A lot of them are actually fishermen and fisherwomen who in their free time, in their spare time, are out there as part of the Coast Guard Auxiliary. It means a lot to them that they are being recognized for their hard work and their volunteerism.

I would like to recognize and thank the minister for the importance of her leadership on this and taking hold of this bill and making sure that it is one that was put through and that all sides were listened to on this. That's a big thank you.

To the member for Pictou West, for our many conversations over the years on this, I can say there was collaboration and our communities came together. I think Pictou and Sambro came together on this bill. The member and I had many conversations on the importance of this bill and making sure that this bill gets through. I do want to recognize her for helping to make this a reality and for working with all of us to make this happen.

So, I'm going to keep this short and sweet, so, to the many people who have worked together to recognize the important work of the Canadian Coast Guard Auxiliary, their services are ones that are critical. They're critical to a lot of Nova Scotians. Their work, their service, I think, a lot of times go unnoticed until, like we saw here today with our brave men and women in the fire department, until we need them. I think a lot of times we don't realize how important their services are. So, I'm proud to stand here today in support of this bill and, as a caucus, we are all deeply in support of this bill.

We all hope that we never have to use these services but, when we do need these services, we are forever grateful. So, Madam Speaker, I would argue that this isn't a government bill. It isn't an Opposition bill. This is a bill of collaboration and appreciation; appreciation for all our local heroes. Thank you.

THE SPEAKER « » : The honourable Minister of Finance and Treasury Board.

HON. KAREN CASEY « » : Madam Speaker, I do appreciate the comments that came from Opposition Parties and, as the member has just said, this is something that every member, I believe, in this House would support. I thank you for your comments. I thank you for your support and, with those comments, I will close debate on Bill No. 84.

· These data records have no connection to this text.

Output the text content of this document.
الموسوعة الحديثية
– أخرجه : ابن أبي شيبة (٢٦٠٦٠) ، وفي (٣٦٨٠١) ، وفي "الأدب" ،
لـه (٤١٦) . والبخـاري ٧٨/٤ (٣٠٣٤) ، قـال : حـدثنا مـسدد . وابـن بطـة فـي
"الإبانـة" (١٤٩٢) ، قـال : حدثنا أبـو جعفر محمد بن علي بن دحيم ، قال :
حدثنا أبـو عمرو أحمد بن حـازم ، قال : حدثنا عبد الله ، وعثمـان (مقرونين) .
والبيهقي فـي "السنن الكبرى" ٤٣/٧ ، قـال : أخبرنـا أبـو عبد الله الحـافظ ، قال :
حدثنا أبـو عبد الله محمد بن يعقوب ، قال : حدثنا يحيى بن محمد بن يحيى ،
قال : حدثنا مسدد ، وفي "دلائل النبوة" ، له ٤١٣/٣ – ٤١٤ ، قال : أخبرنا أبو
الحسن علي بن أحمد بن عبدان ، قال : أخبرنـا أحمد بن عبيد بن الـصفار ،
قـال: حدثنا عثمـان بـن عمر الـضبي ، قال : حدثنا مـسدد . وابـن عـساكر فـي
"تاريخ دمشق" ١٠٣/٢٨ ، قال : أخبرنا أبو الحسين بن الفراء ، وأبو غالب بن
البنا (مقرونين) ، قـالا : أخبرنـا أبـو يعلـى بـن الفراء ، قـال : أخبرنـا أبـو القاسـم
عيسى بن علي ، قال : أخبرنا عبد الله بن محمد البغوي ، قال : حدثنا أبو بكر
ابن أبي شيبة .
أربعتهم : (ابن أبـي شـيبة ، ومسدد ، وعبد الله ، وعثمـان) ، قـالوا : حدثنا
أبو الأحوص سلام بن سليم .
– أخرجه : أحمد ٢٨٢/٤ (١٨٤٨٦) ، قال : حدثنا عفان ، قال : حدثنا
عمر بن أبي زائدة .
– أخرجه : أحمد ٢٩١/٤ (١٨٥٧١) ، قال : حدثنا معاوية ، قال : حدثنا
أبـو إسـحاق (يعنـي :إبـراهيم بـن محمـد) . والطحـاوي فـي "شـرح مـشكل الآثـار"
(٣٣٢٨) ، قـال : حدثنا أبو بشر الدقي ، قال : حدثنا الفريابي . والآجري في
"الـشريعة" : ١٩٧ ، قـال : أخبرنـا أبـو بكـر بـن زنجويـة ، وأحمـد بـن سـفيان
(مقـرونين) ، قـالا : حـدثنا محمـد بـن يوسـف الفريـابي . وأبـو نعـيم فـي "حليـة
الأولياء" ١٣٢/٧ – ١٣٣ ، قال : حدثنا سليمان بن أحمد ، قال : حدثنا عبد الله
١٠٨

THE SPEAKER « » : The motion is for second reading of Bill No. 84. Would all those in favour of the motion please say Aye. Contrary minded, Nay.

The motion is carried.

Ordered that this bill be referred to the Committee on Law Amendments.

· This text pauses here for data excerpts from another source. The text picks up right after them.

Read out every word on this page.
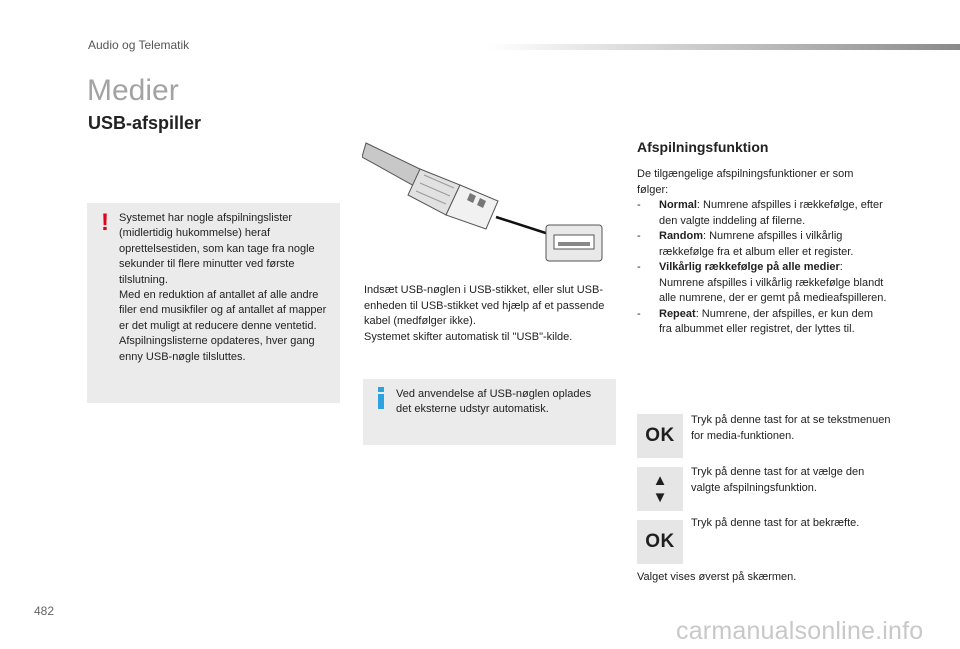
Audio og Telematik
Medier
USB-afspiller
! Systemet har nogle afspilningslister (midlertidig hukommelse) heraf oprettelsestiden, som kan tage fra nogle sekunder til flere minutter ved første tilslutning.
Med en reduktion af antallet af alle andre filer end musikfiler og af antallet af mapper er det muligt at reducere denne ventetid. Afspilningslisterne opdateres, hver gang enny USB-nøgle tilsluttes.
Indsæt USB-nøglen i USB-stikket, eller slut USB-enheden til USB-stikket ved hjælp af et passende kabel (medfølger ikke).
Systemet skifter automatisk til "USB"-kilde.
Ved anvendelse af USB-nøglen oplades det eksterne udstyr automatisk.
Afspilningsfunktion

De tilgængelige afspilningsfunktioner er som følger:

- Normal: Numrene afspilles i rækkefølge, efter den valgte inddeling af filerne.
- Random: Numrene afspilles i vilkårlig rækkefølge fra et album eller et register.
- Vilkårlig rækkefølge på alle medier: Numrene afspilles i vilkårlig rækkefølge blandt alle numrene, der er gemt på medieafspilleren.
- Repeat: Numrene, der afspilles, er kun dem fra albummet eller registret, der lyttes til.
OK
Tryk på denne tast for at se tekstmenuen for media-funktionen.
▲
▼
Tryk på denne tast for at vælge den valgte afspilningsfunktion.
OK
Tryk på denne tast for at bekræfte.
Valget vises øverst på skærmen.
482
carmanualsonline.info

The honourable Government House Leader.

HON. GEOFF MACLELLAN « » : Madam Speaker, this concludes the government's business for today. We'll be back though, ladies and gentlemen.

I move that the House do now rise to sit again Tuesday, March 5th, between the hours of 1:00 p.m. and 6:00 p.m. Business will include, after the daily routine, the second readings of Bill No. 90, the Boxing Authority Act, as well as Bill No. 91, the Nova Scotia Museum Act. So, of course, we'll go through those second readings and then, with time permitting, move to Address in Reply.

THE SPEAKER « » : The motion is that the House now rise to meet again on March 5th between the hours of 1:00 p.m. and 6:00 p.m.

Would all those in favour of the motion please say Aye. Contrary minded, Nay.

The motion is carried.

The House stands adjourned until Tuesday, March 5th.